Ну и тогда рассказала все, как было. А она стала ходить взадвперед по избе, руки за спину, нахмурилась. А нам уж все равно! Мне то есть. Я только за Степу боюсь. И сказала ей, Марии Степановне: «Это во всем мы виноваты, вовсе не Садов. Он помогать пришел, а мы его бросили у печки. Мы были дежурные, часовые, мы нарушили приказ. Нам нельзя было никого к себе пускать. Вот».

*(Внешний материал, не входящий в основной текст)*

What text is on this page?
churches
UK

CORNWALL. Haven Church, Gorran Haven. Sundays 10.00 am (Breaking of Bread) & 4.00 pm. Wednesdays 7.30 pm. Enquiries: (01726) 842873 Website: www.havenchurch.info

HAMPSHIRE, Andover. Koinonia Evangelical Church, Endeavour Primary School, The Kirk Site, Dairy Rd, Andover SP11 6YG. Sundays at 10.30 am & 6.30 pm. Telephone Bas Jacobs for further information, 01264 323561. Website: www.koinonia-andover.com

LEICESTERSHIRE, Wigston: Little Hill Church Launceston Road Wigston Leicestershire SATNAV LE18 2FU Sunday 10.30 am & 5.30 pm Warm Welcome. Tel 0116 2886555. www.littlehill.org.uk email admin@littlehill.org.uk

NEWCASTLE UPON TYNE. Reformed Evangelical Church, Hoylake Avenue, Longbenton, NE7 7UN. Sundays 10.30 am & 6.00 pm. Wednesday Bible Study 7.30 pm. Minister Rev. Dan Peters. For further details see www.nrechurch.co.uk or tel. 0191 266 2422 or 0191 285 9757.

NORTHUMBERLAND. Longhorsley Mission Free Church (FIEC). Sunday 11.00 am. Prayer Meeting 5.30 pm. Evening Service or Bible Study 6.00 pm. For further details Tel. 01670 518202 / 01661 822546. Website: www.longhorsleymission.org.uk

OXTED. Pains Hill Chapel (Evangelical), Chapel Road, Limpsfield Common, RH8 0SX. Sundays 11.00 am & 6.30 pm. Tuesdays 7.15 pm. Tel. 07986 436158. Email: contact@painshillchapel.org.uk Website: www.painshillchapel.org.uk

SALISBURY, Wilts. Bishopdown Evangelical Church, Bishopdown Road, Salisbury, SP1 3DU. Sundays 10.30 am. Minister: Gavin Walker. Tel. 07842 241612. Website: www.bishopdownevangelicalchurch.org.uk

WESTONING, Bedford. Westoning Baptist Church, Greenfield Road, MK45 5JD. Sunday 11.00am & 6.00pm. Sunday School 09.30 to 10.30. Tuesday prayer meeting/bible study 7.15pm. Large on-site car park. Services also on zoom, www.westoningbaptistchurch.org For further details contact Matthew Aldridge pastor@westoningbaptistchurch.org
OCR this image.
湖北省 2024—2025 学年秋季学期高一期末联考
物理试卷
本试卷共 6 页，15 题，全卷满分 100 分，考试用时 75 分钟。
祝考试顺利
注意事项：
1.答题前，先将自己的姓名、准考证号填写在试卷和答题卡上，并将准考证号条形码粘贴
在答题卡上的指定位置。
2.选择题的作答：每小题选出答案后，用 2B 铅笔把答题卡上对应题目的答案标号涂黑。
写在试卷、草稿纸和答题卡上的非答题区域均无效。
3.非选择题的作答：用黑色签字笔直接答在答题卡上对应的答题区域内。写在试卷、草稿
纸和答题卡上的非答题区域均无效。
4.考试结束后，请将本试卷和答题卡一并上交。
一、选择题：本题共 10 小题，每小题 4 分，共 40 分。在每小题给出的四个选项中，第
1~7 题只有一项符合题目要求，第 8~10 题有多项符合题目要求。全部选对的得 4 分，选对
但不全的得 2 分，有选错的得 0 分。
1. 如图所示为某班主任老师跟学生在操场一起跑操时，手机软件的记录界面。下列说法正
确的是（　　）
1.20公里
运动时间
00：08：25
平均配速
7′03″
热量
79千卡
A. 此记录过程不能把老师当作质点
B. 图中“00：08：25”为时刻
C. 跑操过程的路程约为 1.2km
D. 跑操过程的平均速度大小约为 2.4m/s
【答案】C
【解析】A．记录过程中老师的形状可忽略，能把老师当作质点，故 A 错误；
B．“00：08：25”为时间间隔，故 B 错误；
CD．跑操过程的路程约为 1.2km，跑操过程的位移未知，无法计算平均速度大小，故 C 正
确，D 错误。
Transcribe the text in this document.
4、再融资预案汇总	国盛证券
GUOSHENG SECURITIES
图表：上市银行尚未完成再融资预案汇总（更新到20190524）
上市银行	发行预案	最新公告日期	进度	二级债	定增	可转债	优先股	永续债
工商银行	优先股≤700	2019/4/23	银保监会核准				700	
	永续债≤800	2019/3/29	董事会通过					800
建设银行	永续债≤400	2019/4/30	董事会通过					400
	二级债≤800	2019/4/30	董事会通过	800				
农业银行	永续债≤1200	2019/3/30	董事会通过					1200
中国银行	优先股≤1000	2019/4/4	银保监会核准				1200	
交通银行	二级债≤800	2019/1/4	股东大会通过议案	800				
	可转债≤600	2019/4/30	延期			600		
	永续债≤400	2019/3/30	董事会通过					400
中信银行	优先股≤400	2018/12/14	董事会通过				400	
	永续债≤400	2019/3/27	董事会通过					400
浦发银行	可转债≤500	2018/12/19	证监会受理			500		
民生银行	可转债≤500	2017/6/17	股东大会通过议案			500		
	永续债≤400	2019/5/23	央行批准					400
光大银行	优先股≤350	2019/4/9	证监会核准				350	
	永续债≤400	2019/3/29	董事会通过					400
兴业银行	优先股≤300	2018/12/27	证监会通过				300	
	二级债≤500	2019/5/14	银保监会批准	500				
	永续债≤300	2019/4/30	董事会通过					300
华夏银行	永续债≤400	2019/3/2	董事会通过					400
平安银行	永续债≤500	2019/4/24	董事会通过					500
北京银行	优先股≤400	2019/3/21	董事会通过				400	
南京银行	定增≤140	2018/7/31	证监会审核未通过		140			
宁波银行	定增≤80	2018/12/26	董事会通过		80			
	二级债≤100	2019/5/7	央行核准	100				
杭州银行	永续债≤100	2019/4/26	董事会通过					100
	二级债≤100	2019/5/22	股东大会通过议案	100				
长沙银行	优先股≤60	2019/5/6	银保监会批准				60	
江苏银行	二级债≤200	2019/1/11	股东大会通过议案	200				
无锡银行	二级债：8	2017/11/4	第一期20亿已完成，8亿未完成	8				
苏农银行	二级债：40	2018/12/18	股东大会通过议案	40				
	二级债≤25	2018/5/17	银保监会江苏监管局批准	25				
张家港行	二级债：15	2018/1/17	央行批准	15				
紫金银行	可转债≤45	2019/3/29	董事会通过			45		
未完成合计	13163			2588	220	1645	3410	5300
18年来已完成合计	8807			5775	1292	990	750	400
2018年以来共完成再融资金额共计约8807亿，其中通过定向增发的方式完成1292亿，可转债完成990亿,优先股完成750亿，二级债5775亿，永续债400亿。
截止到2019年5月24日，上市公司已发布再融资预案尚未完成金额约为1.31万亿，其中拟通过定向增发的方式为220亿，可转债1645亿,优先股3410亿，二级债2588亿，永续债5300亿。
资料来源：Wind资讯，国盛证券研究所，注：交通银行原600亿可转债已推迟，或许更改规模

А она знаешь что на это?! «Вы, - говорит, - очень виноваты». И погладила меня по голове! Вот здесь. - Зульфия наклонила голову и показала мне свое темечко - блестящие темно-каштановые полукружия, разделенные тонкой ниткой пробора.
Я слушала ее проглотив язык, и по ходу рассказа сердце мое то падало куда-то вниз, то взмывало в надежде, что пронесет - вывернется Зульфия…
И наконец, растаяло теплом, пошло этим теплом по всем жилочкам.
И тоже, как у Степки, выжало слезы. То ли от стыда, то ли от благодарности к учительнице, то ли от жалости к Степе и Зульфии, которым пришлось пережить такое.
- А что она еще-то сказала? Что теперь будет?
- Мария Степановна сказала: «Живите спокойно. Хорошо, что у Садова все подживает быстро. Учитесь нормально. Разобраться в этом - дело взрослых. Вы поняли свою вину, а это самое главное».
- Все-таки… - тоскливо протянула я. - Ойё-ёй, Зульфия, как стыдно перед учительницей, хоть беги отсюда!
А Зульфия вдруг и говорит:
- Дашка, что было, то прошло. Степка живой и с глазами. Поговорят и забудут. А мы все-таки виноваты.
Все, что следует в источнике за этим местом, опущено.